Lola memelukku. Menenangkanku yang menangis sesenggukan.

"Tenang Dita. Ibu hamil nggak boleh stressed. Saya dokter kandungan tapi rumah sakit ini bukan tempatku. Nanti saya temenin kamu buat priksa". Oh dia dokter kandungan. Pantas saja saat itu dia tahu aku sedang hamil. Tapi kenapa aku yang mengandung malah tidak tahu? Maafin mama ya sayang.

"Berapa lama?" Tanyaku.

"Terakhir kapan kamu menstruasi? Lebih jelasnya bisa USG". Jawabnya.

Aku menuruti semua yang disarankan oleh Lola. Mulai dari USG, minum susu kehamilan, tidak stress, dan lain sebagainya.

Kehamilanku kini sudah menginjak 5 minggu. Belum ada yang tahu kecuali Tristan dan Lola.

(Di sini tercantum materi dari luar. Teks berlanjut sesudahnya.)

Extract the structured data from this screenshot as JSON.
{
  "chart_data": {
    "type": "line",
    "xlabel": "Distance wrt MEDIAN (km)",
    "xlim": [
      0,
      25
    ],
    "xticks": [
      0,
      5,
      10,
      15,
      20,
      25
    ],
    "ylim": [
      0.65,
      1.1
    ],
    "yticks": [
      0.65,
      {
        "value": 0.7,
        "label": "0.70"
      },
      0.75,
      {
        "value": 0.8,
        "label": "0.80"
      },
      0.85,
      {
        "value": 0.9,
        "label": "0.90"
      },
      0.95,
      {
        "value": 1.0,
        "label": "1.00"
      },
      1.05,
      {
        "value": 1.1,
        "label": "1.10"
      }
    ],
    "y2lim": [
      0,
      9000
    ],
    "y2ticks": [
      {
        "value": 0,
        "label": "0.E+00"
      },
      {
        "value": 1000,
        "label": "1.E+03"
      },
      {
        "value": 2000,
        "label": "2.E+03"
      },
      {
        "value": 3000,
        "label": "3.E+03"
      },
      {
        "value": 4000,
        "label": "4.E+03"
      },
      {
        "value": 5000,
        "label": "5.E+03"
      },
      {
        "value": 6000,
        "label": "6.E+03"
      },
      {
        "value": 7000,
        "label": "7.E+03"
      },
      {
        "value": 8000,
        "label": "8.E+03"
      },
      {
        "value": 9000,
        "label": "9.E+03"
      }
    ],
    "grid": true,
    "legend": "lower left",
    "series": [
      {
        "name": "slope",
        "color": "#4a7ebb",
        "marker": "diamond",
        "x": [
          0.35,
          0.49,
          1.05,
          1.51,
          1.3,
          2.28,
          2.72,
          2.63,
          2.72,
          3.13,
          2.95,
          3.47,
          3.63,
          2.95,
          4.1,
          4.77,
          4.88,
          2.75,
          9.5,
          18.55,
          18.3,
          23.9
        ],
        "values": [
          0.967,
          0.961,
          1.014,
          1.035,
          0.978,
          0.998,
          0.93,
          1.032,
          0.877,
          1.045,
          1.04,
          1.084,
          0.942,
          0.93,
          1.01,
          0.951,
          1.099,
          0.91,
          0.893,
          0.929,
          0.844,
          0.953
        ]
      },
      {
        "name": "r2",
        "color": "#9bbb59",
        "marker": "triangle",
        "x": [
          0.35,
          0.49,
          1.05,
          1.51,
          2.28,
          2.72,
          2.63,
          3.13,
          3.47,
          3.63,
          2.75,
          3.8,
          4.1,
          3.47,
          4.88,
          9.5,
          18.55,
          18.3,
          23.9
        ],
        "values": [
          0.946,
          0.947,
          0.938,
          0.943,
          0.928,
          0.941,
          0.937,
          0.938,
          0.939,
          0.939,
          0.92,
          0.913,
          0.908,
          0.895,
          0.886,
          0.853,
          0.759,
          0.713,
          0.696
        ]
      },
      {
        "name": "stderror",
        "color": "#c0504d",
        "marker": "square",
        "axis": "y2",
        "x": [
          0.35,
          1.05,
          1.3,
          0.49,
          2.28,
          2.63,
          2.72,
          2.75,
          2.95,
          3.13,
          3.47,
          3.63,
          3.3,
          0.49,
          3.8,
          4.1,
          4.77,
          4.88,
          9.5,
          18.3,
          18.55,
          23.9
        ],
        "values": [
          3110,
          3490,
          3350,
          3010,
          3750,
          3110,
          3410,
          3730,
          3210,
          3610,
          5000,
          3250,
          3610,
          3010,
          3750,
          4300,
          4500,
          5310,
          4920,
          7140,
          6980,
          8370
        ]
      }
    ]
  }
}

Tristan memahariku habis-habisan. Tapi Lola membelaku dengan alasan ibu hamil tidak boleh stress. Thank to Lola.

Sejak aku tahu aku hamil, yang kupikirkan adalah bagaimana memberitahu Dewa. Lebih tepatnya adalah memberitahunya atau tidak. Iya kalau dia bertanggung jawab. Kalau tidak bagaimana? Tapi Dewa pasti mau bertanggung jawab. Dia kan orangnya lempeng. Tapi menikah karena tanggung dan bukan cinta? Astaga. Ini berat.

Masalah cinta aku memang masih cinta dengannya. Mati-matian aku menghindar ternyata dia muncul lagi dalam hidupku.

"Dita...gue kangen ama lo". Ucapnya mengagetkanku.

"Biasa aja bisa?" Tanyaku. Natasha hanya terkekeh.

"Kan gue beneran kangen sama lo Dit. Nih gue bawain oleh-oleh. Sorry ya baru sempet ngasihnya sekarang. Padahal gue udah balik dari 3 hari yang lalu".

"Nggak papa. Thank ya. Gimana bulan madunya?" Wajahnya merona. Aku terkikik geli.

"Ih jangan tanya begituan. Harusnya gue yang tanya sama lo Dit".

"Lah gue kan nggak bulan madu".

"Masalah lo sama abang!" Ucapnya tegas. "Bisa lo jelasin ke gue?" Tanya tak terbantahkan. Aku menceritakan semuanya. Karena aku memang butuh teman ceritanya. Natasha hanya ternganga mendengar ceritaku.

"Lo nggak diajak nikah sama abang? Gila lo!"

"Bukan nggak mau Nat. Waktu itu gue belum inget. Jadi gue minta waktu sampe inget. Gue takut kalau ini cuma perasaan sementara gue aja. Makanya gue mau ngeyakinin, barangkali gue inget juga kan. Ternyata pas gue inget ya gue tahu gue cinta mati sama dia".

"Kenapa lo nggak ngomong?"

"Gue ngomong tapi abang lo motong omongan gue mulu".

"Iyasih. Menurut cerita lo tadi emang abang gue bodoh" Natasha tertawa. Aku mendelik.

"Natasha fokus. Bukan saatnya ngatain abang lo bodoh walaupun kenyataannya emang gitu".